À la suite de son analyse, le DPCP est d'avis que la preuve ne révèle pas la commission d'une infraction criminelle par les policiers du SPVM impliqués dans cet événement.
Le DPCP fournit, au nom de l'État, un service de poursuites criminelles et pénales indépendant de toute considération de nature politique, et ce, de façon à préserver l'intégrité du processus judiciaire tout en assurant la protection de la société, dans la recherche de l'intérêt de la justice et de l'intérêt public, de même que dans le respect de la règle de droit et des intérêts légitimes des personnes victimes et des témoins.
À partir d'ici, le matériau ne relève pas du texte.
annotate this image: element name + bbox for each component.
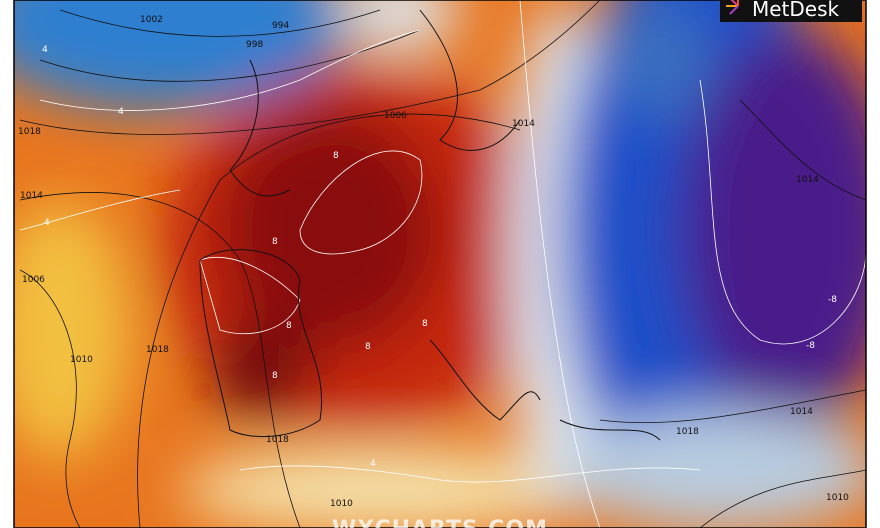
watermark: WXCHARTS.COM	[332, 517, 548, 528]
logo-background	[720, 0, 862, 22]
isobar-label: 1010	[826, 493, 849, 503]
isobars	[19, 0, 866, 528]
temperature-label: 4	[44, 218, 50, 228]
isobar-label: 1002	[140, 15, 163, 25]
temperature-label: -8	[806, 341, 815, 351]
coastlines	[199, 9, 661, 441]
isobar-label: 1010	[330, 499, 353, 509]
isobar-label: 1010	[70, 355, 93, 365]
temperature-label: 8	[333, 151, 339, 161]
isobar-label: 1018	[18, 127, 41, 137]
isobar-label: 1014	[796, 175, 819, 185]
logo-icon	[726, 0, 739, 15]
temperature-label: 8	[286, 321, 292, 331]
isobar-label: 1006	[384, 111, 407, 121]
isobar-label: 994	[272, 21, 289, 31]
map-frame	[13, 0, 867, 528]
temperature-label: 4	[118, 107, 124, 117]
temperature-label: 4	[370, 459, 376, 469]
temperature-label: 8	[272, 371, 278, 381]
temperature-label: 4	[42, 45, 48, 55]
temperature-label: 8	[365, 342, 371, 352]
isobar-label: 1014	[790, 407, 813, 417]
isobar-label: 1018	[266, 435, 289, 445]
isobar-label: 998	[246, 40, 263, 50]
temperature-label: -8	[828, 295, 837, 305]
temperature-labels: 4 4 8 4 8 8 8 8 8 4 -8 -8	[42, 45, 837, 469]
isobar-label: 1018	[146, 345, 169, 355]
isobar-label: 1014	[512, 119, 535, 129]
logo-text: MetDesk	[752, 0, 840, 21]
temperature-label: 8	[422, 319, 428, 329]
temperature-label: 8	[272, 237, 278, 247]
isobar-label: 1018	[676, 427, 699, 437]
temperature-contours	[19, 0, 866, 528]
isobar-label: 1006	[22, 275, 45, 285]
isobar-labels: 1002 994 998 1006 1014 1018 1014 1006 10…	[18, 15, 849, 509]
isobar-label: 1014	[20, 191, 43, 201]
logo: MetDesk	[720, 0, 862, 22]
Chaque dossier soumis au DPCP est analysé avec rigueur et impartialité. La norme qui guide les procureurs concernant l'opportunité d'entreprendre une poursuite est prévue à la directive ACC-3. En droit criminel, le fardeau de la preuve que doit satisfaire la poursuite est très exigeant. En raison du principe de la présomption d'innocence, la poursuite doit en effet faire une démonstration hors de tout doute raisonnable de la culpabilité de l'accusé devant le tribunal.
La décision de poursuivre ou non est une décision discrétionnaire prise par le procureur dans l'exécution de ses obligations professionnelles sans crainte d'ingérence judiciaire ou politique et sans céder à la pression médiatique. Par ailleurs, ce n'est pas la tâche du procureur de se prononcer sur une possible faute civile ou déontologique. Il ne cherche que les éléments lui permettant de conclure qu'un acte criminel a été commis et de déterminer s'il peut raisonnablement en faire la preuve. Il ne lui appartient pas non plus de formuler des commentaires ou des recommandations concernant les méthodes d'intervention policière.
La publication des motifs qui étayent la décision de ne pas porter d'accusation dans certains dossiers revêt un caractère exceptionnel et s'appuie sur des lignes directrices.